A friend of mine teaches chemistry at a community college in South Carolina and is pulling out his remaining hair. It appears that in his introductory chemistry and remedial classes the vast majority of students (recent high school graduates) is unable to do simple calculations involving percentages. Forget about dimensional analysis.
Something must have gone awfully wrong with these students' math instruction in high school and probably even earlier in elementary school. I am on the case investigating.
I teach math to eighth graders and know that teaching math successfully need not be rocket science. Most of my students can now convert fractions to decimals and percents (and vice-versa) in their sleep. They can also solve the three different types of percent word problems (unkown rate, whole and part) in their sleep.
The following is an aspect of how I teach percentages after teaching the concept that a percentage is an equivalent fraction with a denominator of one hundred.
I have my students create a table with three columns. Each column is labeled fraction, decimal, percent. This visualizes the operations and helps reduce confusion. They can go from left to right to start with fractions and end up with percents, or from right to left to start with percents and end up with fractions.
Converting percents to fractions generally poses no problems when the percent is a whole number, e.g. 47% --> .47 --> 47/100. A special problem arises when the percent is a fraction like 5-1/4 %. This is where the students need to realize that an additional step is required. Many students want to enter 5.25 in the decimal column. The task of the teacher is to focus on this problem and to show that the students must first convert to 5.25%, then to the decimal .0525 and on to the fraction.
A good way to drive home this point is to contrast the conversion of 5-1/4 (without %) and 5-1/4% to decimals and writing 5-1/4% and 5.25% in the percent column. Only now can 5.25% leave the percent column and move to the decimal column to become .0525. Bingo!
I also have my students solve percent problems as proportions and equations. I drill them in identifying the rate (percent), part and whole in any percent problem. For equations I have them use the rb=a formula. r=rate (percent), b=base (whole) and a=amount (part). This is also a nice algebra exercise since they need to solve for a, b or r as the case may be.
I once again have them make a table with three columns and several rows. The columns are labeled r, b and a.
Then I have them look at various percent problems and ask them to identify what's known and unknown. If the percent is unknown, a question mark goes into the box of the r-column and what's known (whole and part) goes into the respective boxes of the b-column and a-column.
If a (the part) or b (the whole) is unknown, the procedure is repeated accordingly.

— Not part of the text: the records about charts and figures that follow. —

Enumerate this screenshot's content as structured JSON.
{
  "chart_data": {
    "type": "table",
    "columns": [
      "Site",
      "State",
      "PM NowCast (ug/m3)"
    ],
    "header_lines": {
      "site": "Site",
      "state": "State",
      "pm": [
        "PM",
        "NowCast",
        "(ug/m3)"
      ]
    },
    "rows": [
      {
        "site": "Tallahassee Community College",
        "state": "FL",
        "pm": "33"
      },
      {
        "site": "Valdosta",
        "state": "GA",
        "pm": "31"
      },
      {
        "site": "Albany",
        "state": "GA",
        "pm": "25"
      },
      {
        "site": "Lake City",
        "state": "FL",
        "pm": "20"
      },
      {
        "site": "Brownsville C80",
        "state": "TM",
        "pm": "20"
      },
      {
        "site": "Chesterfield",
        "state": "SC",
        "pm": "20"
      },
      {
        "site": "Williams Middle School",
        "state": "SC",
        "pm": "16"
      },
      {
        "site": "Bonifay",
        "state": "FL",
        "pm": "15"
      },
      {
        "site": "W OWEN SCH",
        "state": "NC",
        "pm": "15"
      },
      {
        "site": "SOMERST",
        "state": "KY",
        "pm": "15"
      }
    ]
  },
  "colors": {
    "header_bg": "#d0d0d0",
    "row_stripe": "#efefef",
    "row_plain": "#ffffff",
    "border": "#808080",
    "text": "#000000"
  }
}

This works amazingly well and the visualization once again helps to minimize confusion.
An added advantage is that the students learn how to solve for the various variables and how to manipulate the rb=a formula, e.g. r=a/b, b=a/r.
It is amazing, though, how many of these 8th graders find this manipulation of variables difficult. Adults might consider this manipulation child's play. But it really represents a huge jump to this age group to go from the concreteness of numbers to the abstractness of variables (letters).
This concludes the lesson on how to teach percents for understanding. Instructivist will give other lessons on how to teach math successfully to middle graders as he sees fit.